Face a estas aparentes contradições, certos teólogos renunciam a clarificar a posição de Paulo, concluindo que ele se contradiz. Outros, com base nas suas declarações negativas, deduzem que Paulo esvaziou o cristianismo da Lei, transformando-o num espaço livre, sem normas, com uma ética baseada noutros pressupostos (ver H. Huebner, Law in Paul`s Thought, T.T. Clark, Edimburgo, 1984).
Ponto 1: Ninguém pode abstrair-se das suas vivências. Saulo de Tarso é discípulo de Gamaliel (Act. 22:3), sucessor de Hillel, o maior líder do farisaísmo do I século. Como bom fariseu, Saulo considera-se a si mesmo observador irrepreensível da Lei, que respeita até ao ponto de se tornar perseguidor dos presumíveis transgressores da mesma. Quando obtém uma autorização oficial para atacar os cristãos, incluindo na cidade de Damasco situada fora da jurisdição da Palestina, um encontro pessoal com Jesus ressuscitado lança-o por terra: “Saulo, Saulo, porque me persegues?” (Act. 9:4, ver 9:1-19).
Ponto 2: Este encontro, que lança por terra as suas crenças teológicas farisaicas, muda radicalmente a vida de Saulo. O Deus de Jesus aceita o perseguidor tal como é. A sua ideia de uma religião em que o favor divino se ganha através das observâncias desaparece. Aquele que recalcitrava “contra os aguilhões”, vê-se recebido por Deus não por causa das suas boas obras, mas apesar dos seus erros. Isto transforma completamente as suas estruturas mentais e a sua compreensão da Lei.
Ponto 3: Paulo sente a obrigação de explicar a sua compreensão da Lei face ao legalismo de uns e à anarquia dos outros; ou, para usar os seus próprios termos, entre o “nomismo” (o culto da lei) de uns e a “anomia” (a ausência da lei) de outros (I Cor. 9:20,21). A partir da sua experiência pessoal o apóstolo vai tentar a difícil tarefa de fazer compreender a função da Lei a uma Igreja composta de gente deformada pelo moralismo ou largamente indiferente à moralidade.
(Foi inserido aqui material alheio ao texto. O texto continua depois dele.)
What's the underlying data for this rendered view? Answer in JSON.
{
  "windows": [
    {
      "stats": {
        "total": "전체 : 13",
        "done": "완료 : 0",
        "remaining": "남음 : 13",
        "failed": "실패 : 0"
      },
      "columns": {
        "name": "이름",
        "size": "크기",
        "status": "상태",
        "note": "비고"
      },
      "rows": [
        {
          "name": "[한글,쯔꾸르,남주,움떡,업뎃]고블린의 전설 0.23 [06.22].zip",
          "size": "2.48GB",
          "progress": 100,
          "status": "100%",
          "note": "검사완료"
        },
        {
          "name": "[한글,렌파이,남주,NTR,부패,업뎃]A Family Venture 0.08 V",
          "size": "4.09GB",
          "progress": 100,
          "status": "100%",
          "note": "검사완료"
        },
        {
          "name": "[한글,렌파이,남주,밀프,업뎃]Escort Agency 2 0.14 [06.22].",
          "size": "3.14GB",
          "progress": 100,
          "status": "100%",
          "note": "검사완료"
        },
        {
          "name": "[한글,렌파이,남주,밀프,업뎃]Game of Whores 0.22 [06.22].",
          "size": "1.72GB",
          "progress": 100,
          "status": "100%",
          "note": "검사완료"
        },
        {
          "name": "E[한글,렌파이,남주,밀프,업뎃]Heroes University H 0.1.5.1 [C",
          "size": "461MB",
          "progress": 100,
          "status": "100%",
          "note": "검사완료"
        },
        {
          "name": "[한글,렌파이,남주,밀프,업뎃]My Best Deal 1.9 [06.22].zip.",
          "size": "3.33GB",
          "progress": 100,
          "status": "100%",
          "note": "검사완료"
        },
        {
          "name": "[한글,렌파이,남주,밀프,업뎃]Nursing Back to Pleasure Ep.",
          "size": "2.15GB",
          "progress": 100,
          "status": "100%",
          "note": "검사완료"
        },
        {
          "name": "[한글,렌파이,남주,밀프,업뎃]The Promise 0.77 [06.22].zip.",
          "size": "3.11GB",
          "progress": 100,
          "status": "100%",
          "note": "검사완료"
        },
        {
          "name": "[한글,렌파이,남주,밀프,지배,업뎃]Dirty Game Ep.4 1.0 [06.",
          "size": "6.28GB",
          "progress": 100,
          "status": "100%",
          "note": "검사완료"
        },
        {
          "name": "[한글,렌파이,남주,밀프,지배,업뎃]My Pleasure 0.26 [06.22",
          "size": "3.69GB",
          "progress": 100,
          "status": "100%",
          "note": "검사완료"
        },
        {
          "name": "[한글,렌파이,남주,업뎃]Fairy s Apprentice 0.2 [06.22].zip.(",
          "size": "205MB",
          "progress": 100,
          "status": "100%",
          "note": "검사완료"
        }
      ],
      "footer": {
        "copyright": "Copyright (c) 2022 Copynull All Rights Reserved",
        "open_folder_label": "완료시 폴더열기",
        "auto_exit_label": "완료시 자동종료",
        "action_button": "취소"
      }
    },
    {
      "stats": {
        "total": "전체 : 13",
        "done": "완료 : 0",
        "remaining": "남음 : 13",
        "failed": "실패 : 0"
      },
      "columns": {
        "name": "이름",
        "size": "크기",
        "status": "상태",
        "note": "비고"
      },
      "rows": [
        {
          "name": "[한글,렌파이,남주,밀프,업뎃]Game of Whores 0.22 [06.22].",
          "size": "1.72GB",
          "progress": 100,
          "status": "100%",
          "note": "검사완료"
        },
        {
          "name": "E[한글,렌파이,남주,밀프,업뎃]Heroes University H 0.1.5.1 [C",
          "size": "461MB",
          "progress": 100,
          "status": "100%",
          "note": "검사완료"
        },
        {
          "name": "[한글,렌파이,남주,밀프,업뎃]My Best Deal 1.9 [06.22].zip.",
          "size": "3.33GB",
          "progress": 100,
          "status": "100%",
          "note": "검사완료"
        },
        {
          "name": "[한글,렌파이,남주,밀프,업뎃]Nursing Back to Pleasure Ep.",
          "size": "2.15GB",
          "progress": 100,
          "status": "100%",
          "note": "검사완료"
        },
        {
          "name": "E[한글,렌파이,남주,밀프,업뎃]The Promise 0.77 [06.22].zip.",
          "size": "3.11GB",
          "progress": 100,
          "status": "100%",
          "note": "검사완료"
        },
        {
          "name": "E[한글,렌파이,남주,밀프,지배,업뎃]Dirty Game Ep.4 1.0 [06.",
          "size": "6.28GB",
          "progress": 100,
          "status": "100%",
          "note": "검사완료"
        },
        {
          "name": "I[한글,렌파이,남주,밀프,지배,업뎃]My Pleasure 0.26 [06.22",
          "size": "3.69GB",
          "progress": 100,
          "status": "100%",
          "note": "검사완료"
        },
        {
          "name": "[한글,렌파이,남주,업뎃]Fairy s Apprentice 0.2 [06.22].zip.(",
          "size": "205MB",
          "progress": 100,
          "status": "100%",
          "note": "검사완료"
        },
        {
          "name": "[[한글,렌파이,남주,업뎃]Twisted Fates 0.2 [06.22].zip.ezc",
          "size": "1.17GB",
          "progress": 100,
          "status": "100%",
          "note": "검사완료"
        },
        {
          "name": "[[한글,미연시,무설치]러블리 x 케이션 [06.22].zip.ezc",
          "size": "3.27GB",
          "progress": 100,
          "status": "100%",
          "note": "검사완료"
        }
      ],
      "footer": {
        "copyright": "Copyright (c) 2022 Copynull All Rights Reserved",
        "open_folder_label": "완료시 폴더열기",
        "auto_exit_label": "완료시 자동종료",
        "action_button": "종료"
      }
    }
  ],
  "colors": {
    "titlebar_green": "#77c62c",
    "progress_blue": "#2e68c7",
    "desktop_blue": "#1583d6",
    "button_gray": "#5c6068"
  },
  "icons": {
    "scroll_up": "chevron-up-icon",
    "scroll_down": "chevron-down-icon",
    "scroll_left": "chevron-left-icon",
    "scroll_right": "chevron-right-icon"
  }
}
Ponto 4: A teologia farisaica em que Paulo se formara definia o pecado como “transgressão da Lei” (1 João 3:4). Ora, o Paulo cristão vê mais do que isso. Se a essência da Lei é o amor, o pecado não é só a transgressão de um código, mas, sobretudo, a transgressão de uma relação, de um respeito, de uma vontade, isto é, a transgressão do amor. Todos os seres humanos se encontram, por conseguinte, em situações de transgressão (quer dizer, de pecado), tanto os pagãos, que ignoram quase tudo sobre a vontade divina (Rom. 1:18-32), como os judeus que, mesmo conhecendo a Lei, também a transgridem (Rom. 2:17-29).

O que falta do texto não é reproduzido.